Rasmussen was entered in October's Danish Open and in the recent Indonesian
Open. However, he had to withdraw from both a week before the Danish
competition because of a training injury to his left knee.
1998 has been a bad year for the world champion from Denmark. He injured an
ankle in an unusual fashion in mid-February. While warming up for a match
at the Thomas Cup preliminary tournament in Norway, he twisted his ankle
severely and was unable to compete in the team event.
The injury caused him to miss the prestigious All-England Open as well as the
Swedish and Swiss Opens.
He was sufficiently recovered to enter the European championships in April
where he reached the semifinals. However, the effort, specially in the
marathon quarterfinal match against England's Mark Constable, aggravated the
ankle injury and he severely strained his Achilles tendon. He was unable to
continue in the tournament and was forced to give a walkover in the semifinals
to teammate Peter Gade.
Despite the recurrence of the injury, he was named to Denmark's Thomas Cup
Final side. He was not sufficiently recovered and fit, though. In Denmark's
tie against Hong Kong, he played the third singles against Liu Kwok Wa and
was defeated in three games 14-18, 15-6 and 10-15.
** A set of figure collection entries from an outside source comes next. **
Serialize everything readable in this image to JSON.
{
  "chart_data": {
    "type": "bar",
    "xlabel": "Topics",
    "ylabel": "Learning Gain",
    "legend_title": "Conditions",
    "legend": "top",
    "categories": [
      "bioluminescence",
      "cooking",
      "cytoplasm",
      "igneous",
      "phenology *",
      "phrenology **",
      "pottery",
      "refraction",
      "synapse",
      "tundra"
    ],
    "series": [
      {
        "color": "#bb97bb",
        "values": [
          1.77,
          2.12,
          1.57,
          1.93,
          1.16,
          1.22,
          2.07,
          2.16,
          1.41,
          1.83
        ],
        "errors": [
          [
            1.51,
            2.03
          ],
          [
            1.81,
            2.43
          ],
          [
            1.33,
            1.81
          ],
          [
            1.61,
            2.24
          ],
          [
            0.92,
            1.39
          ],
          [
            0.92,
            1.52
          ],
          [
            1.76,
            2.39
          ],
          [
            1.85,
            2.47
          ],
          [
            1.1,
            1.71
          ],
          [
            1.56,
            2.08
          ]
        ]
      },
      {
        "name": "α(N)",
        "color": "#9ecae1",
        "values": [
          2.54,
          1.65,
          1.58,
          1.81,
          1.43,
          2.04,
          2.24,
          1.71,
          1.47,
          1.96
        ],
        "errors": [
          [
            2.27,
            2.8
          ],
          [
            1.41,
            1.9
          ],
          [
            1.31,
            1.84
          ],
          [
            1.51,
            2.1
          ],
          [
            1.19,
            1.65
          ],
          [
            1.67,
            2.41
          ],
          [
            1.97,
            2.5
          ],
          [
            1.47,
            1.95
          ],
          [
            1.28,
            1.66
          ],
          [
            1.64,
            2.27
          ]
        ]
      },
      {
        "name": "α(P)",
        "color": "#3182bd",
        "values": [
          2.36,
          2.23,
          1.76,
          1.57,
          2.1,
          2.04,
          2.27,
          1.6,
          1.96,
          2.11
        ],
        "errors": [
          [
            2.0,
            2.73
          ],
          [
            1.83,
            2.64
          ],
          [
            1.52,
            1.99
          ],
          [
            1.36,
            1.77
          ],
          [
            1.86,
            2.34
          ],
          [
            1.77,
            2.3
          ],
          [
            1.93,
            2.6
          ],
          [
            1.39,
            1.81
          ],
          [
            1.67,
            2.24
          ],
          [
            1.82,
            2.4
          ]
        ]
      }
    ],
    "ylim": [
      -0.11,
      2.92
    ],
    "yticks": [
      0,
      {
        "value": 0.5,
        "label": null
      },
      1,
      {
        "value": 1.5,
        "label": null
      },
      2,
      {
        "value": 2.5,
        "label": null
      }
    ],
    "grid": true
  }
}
Rasmussen was not fielded again during the Thomas Cup Finals. In his stead,
the Danes named the less-experienced and less dynamic Kenneth Jonassen to play
in the third singles slot.
The reigning world champion is definitely out of the race for a spot in the
World Grand Prix Finals slated for January in Jakarta and he is also in danger
of not even qualifying for the world championships scheduled for mid-May in
Denmark. He will have to reach the semifinals of the major tournaments in
early 1999 if he is to book a berth at the world championships and have a
chance to match the near-legendary Chinese player Yang Yang as the only person
to win the world men's singles championship of badminton twice.
The injuries are also costing Rasmussen money. The Danish player has one of
the richest endorsement contracts in the sport with one of the badminton
racquet manufacturers. The contract is said to have a maximum payout value in
the million-US-dollar range. However, a great part of the payments is based on
performance and world ranking. With his world ranking at number 54 and his
inability to compete due to injury, Rasmussen is not getting paid many of the
bonuses in his endorsement contract.